Clark, Domesticating Sole Executive Agreements, 93 Va. L. Rev. 1573, 1661 (2007) (arguing that the text and history of the Constitution support the position that treaties and executive agreements are not interchangeable, and also argue that the supreme clause should be read in order to avoid, in general, exclusive executive agreements being contrary to existing legislation); Laurence H. Tribe, Taking Text and Structure Seriously: Reflections on Free-Form Method in Constitutional Interpretation, 108 Harv. L. Rev. 1221, 1249-67 (1995) (on the grounds that the contractual clause is the exclusive means for Congress to approve important international agreements); John C. Yoo, Laws as Treaties?: The Constitutionality of Congressional Executive Agreements, 99 Me. L. Rev.

757, 852 (2001) (on the grounds that treaties are the constitutional form required for Congress to approve an international agreement on measures outside the constitutional powers of Congress, including human rights, political/military alliances and arms control issues, but are not necessary for agreements of measures within the competence of Congress, such as the International Trade Agreement.
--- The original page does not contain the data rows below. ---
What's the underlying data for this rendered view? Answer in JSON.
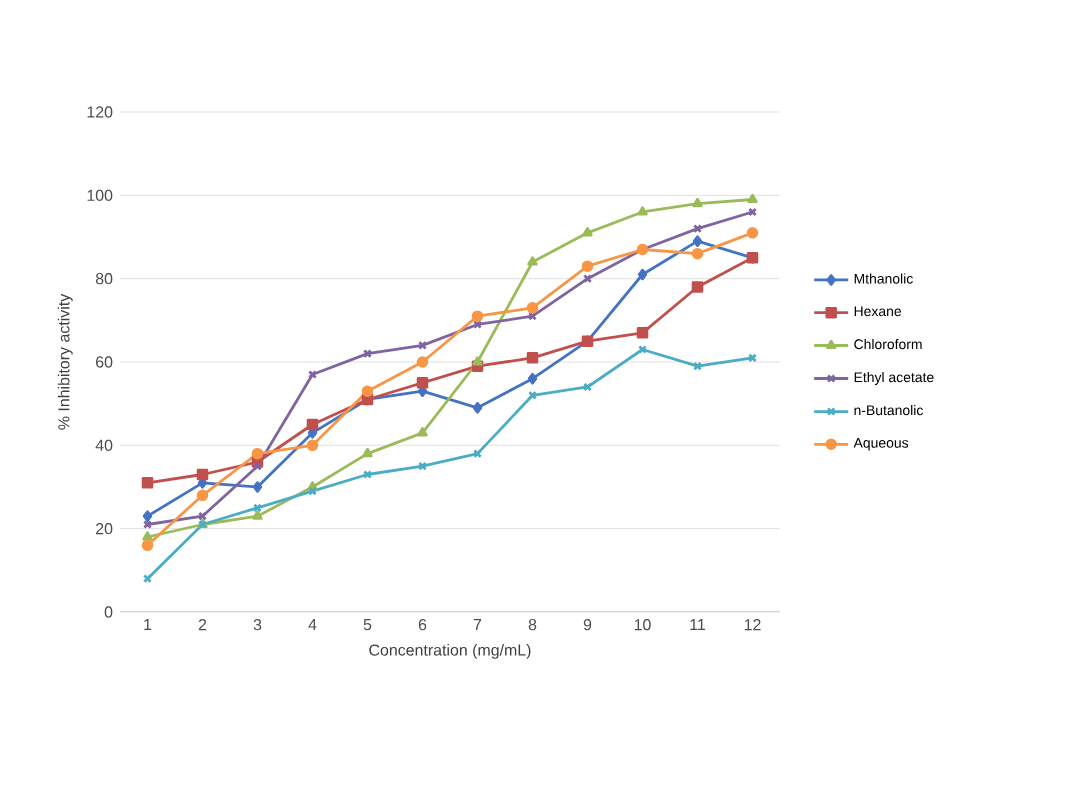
{
  "chart_data": {
    "type": "line",
    "xlabel": "Concentration (mg/mL)",
    "ylabel": "% Inhibitory activity",
    "categories": [
      "1",
      "2",
      "3",
      "4",
      "5",
      "6",
      "7",
      "8",
      "9",
      "10",
      "11",
      "12"
    ],
    "ylim": [
      0,
      120
    ],
    "yticks": [
      0,
      20,
      40,
      60,
      80,
      100,
      120
    ],
    "grid": "y",
    "legend": "right",
    "series": [
      {
        "name": "Mthanolic",
        "color": "#4472c4",
        "marker": "diamond",
        "values": [
          23,
          31,
          30,
          43,
          51,
          53,
          49,
          56,
          65,
          81,
          89,
          85
        ]
      },
      {
        "name": "Hexane",
        "color": "#c0504d",
        "marker": "square",
        "values": [
          31,
          33,
          36,
          45,
          51,
          55,
          59,
          61,
          65,
          67,
          78,
          85
        ]
      },
      {
        "name": "Chloroform",
        "color": "#9bbb59",
        "marker": "triangle",
        "values": [
          18,
          21,
          23,
          30,
          38,
          43,
          60,
          84,
          91,
          96,
          98,
          99
        ]
      },
      {
        "name": "Ethyl acetate",
        "color": "#8064a2",
        "marker": "cross",
        "values": [
          21,
          23,
          35,
          57,
          62,
          64,
          69,
          71,
          80,
          87,
          92,
          96
        ]
      },
      {
        "name": "n-Butanolic",
        "color": "#4bacc6",
        "marker": "cross",
        "values": [
          8,
          21,
          25,
          29,
          33,
          35,
          38,
          52,
          54,
          63,
          59,
          61
        ]
      },
      {
        "name": "Aqueous",
        "color": "#f79646",
        "marker": "circle",
        "values": [
          16,
          28,
          38,
          40,
          53,
          60,
          71,
          73,
          83,
          87,
          86,
          91
        ]
      }
    ]
  }
}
B). With third restatement, see 1, 303 n.8 (“Previously, it was argued that certain agreements could only be concluded in the form of contracts under the constitutional procedure. The scientific opinion rejected this view.” Henkin, supra note 22, to 217 (“Whatever its theoretical virtues, it is now widely accepted that the Executive Convention of Congress is available for general use, even for general use, and is a complete alternative to a contract.